Seborrheic dermatitis (think dandruff), also known as seborrhea, is a common non-contagious condition of skin areas rich in oil glands (the face, scalp, and upper trunk). Seborrheic dermatitis is marked by flaking (overproduction of skin cells) and sometimes redness and itching (inflammation) of the skin, and it varies in severity from mild dandruff of the scalp to scaly, red patches on the skin. Although there is no "cure" for seborrheic dermatitis, control is usually possible with medicated shampoos. Menopausal women often get this nuisance due to hormone fluctuations - low thyroid and a loss of estrogen. Severe dermatitis can lead to hair loss.
The scalp is itchy and sheds white, oily skin flakes. One or more of the following areas has patches of red, scaly skin: the scalp,hairline, forehead, eyebrows, eyelids, creases of the nose and ears, ear canals, beard areas, breastbone, midback, groin, or armpit. In darker skin, some of the affected areas may look lighter in color.
- Mild – only some flaking and redness in a few small areas.
- Moderate – several areas affected with bothersome redness and itch.
- Severe – large areas of redness, severe itch and unresponsive to self-care measures. Hair loss.
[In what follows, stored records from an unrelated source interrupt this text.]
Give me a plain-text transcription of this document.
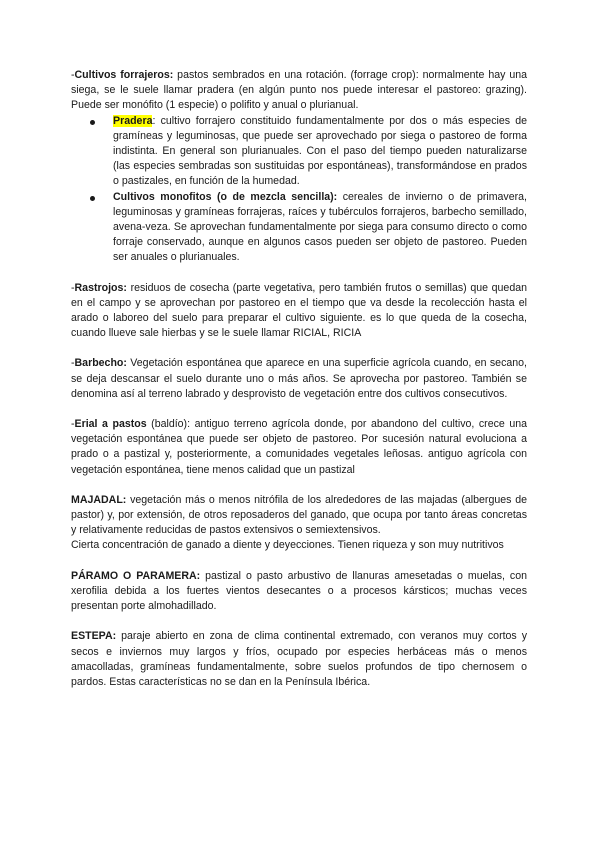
-Cultivos forrajeros: pastos sembrados en una rotación. (forrage crop): normalmente hay una siega, se le suele llamar pradera (en algún punto nos puede interesar el pastoreo: grazing). Puede ser monófito (1 especie) o polifito y anual o plurianual.

Pradera: cultivo forrajero constituido fundamentalmente por dos o más especies de gramíneas y leguminosas, que puede ser aprovechado por siega o pastoreo de forma indistinta. En general son plurianuales. Con el paso del tiempo pueden naturalizarse (las especies sembradas son sustituidas por espontáneas), transformándose en prados o pastizales, en función de la humedad.
Cultivos monofitos (o de mezcla sencilla): cereales de invierno o de primavera, leguminosas y gramíneas forrajeras, raíces y tubérculos forrajeros, barbecho semillado, avena-veza. Se aprovechan fundamentalmente por siega para consumo directo o como forraje conservado, aunque en algunos casos pueden ser objeto de pastoreo. Pueden ser anuales o plurianuales.

-Rastrojos: residuos de cosecha (parte vegetativa, pero también frutos o semillas) que quedan en el campo y se aprovechan por pastoreo en el tiempo que va desde la recolección hasta el arado o laboreo del suelo para preparar el cultivo siguiente. es lo que queda de la cosecha, cuando llueve sale hierbas y se le suele llamar RICIAL, RICIA

-Barbecho: Vegetación espontánea que aparece en una superficie agrícola cuando, en secano, se deja descansar el suelo durante uno o más años. Se aprovecha por pastoreo. También se denomina así al terreno labrado y desprovisto de vegetación entre dos cultivos consecutivos.

-Erial a pastos (baldío): antiguo terreno agrícola donde, por abandono del cultivo, crece una vegetación espontánea que puede ser objeto de pastoreo. Por sucesión natural evoluciona a prado o a pastizal y, posteriormente, a comunidades vegetales leñosas. antiguo agrícola con vegetación espontánea, tiene menos calidad que un pastizal

MAJADAL: vegetación más o menos nitrófila de los alrededores de las majadas (albergues de pastor) y, por extensión, de otros reposaderos del ganado, que ocupa por tanto áreas concretas y relativamente reducidas de pastos extensivos o semiextensivos.

Cierta concentración de ganado a diente y deyecciones. Tienen riqueza y son muy nutritivos

PÁRAMO O PARAMERA: pastizal o pasto arbustivo de llanuras amesetadas o muelas, con xerofilia debida a los fuertes vientos desecantes o a procesos kársticos; muchas veces presentan porte almohadillado.

ESTEPA: paraje abierto en zona de clima continental extremado, con veranos muy cortos y secos e inviernos muy largos y fríos, ocupado por especies herbáceas más o menos amacolladas, gramíneas fundamentalmente, sobre suelos profundos de tipo chernosem o pardos. Estas características no se dan en la Península Ibérica.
The treatment depends on its location on the body. Mild dandruff may respond to more frequent shampooing with a longer lather time. If that doesn't work, then try O.T.C. shampoos that contain ketoconazole, selenium sulfide (Selsun Blue, Exsel), 2% pyrithione zinc (DHS Zinc, Head & Shoulders), salicylic acid (X-Seb, Scalpicin), or tar-based shampoos (DHS Tar, Neutrogena T-Gel, Polytar)). These shampoos can be used 2-3 times a week. When you use a dandruff shampoo, rub the shampoo into your hair thoroughly and let it stay on your hair and scalp for at least 5 minutes before rinsing. This will give it time to work. If you have patches on your face, use the shampoo on those too. If the shampoo alone doesn't help, your doctor might want you to use a prescription steroid lotion once or twice daily, in addition to the shampoo.
- Stress reduction and a healthy diet, especially with adequate B vitamins, zinc, omega-3 fatty acids, and reduction of sugar- and yeast-containing foods such as bread, beer, and wine.
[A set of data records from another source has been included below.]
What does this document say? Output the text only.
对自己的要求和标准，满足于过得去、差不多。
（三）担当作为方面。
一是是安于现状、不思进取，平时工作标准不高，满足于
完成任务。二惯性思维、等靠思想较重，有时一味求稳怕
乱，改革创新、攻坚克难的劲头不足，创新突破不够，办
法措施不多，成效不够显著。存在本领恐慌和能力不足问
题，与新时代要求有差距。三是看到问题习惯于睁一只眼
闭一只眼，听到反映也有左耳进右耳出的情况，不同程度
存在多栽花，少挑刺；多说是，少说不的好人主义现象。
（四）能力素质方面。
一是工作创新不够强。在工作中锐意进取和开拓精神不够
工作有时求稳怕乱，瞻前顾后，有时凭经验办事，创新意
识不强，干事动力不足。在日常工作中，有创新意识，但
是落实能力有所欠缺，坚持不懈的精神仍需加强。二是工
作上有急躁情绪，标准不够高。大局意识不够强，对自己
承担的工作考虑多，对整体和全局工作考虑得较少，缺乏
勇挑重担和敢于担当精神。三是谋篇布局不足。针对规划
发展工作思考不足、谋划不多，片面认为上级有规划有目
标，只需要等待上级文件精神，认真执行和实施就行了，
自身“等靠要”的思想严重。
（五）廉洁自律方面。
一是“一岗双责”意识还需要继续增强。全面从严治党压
- Get your thyroid checked. Low thyroid can often be the underlying culprit.
- A little (not too much!) sun – this seems to suppress the growth of Pityrosporum.
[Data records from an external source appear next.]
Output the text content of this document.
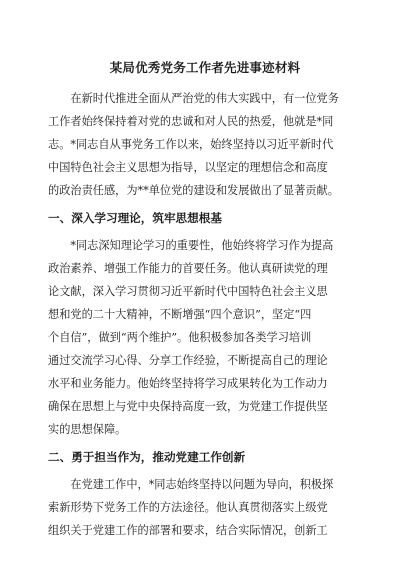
某局优秀党务工作者先进事迹材料

在新时代推进全面从严治党的伟大实践中，有一位党务
工作者始终保持着对党的忠诚和对人民的热爱，他就是*同
志。*同志自从事党务工作以来，始终坚持以习近平新时代
中国特色社会主义思想为指导，以坚定的理想信念和高度
的政治责任感，为**单位党的建设和发展做出了显著贡献。

一、深入学习理论，筑牢思想根基

*同志深知理论学习的重要性，他始终将学习作为提高
政治素养、增强工作能力的首要任务。他认真研读党的理
论文献，深入学习贯彻习近平新时代中国特色社会主义思
想和党的二十大精神，不断增强“四个意识”，坚定“四
个自信”，做到“两个维护”。他积极参加各类学习培训
通过交流学习心得、分享工作经验，不断提高自己的理论
水平和业务能力。他始终坚持将学习成果转化为工作动力
确保在思想上与党中央保持高度一致，为党建工作提供坚
实的思想保障。

二、勇于担当作为，推动党建工作创新

在党建工作中，*同志始终坚持以问题为导向，积极探
索新形势下党务工作的方法途径。他认真贯彻落实上级党
组织关于党建工作的部署和要求，结合实际情况，创新工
- Managing any eyelid changes (blepharitis) by gentle cleaning of the skin around the eye lashes (eyelid margins) with a Q-Tip® and baby shampoo.
- If the scalp is covered with widespread, dense scale, the scale may first be removed by applying warm mineral oil or olive oil to the scalp and washing several hours later with a detergent, such as a dishwashing liquid or a tar shampoo.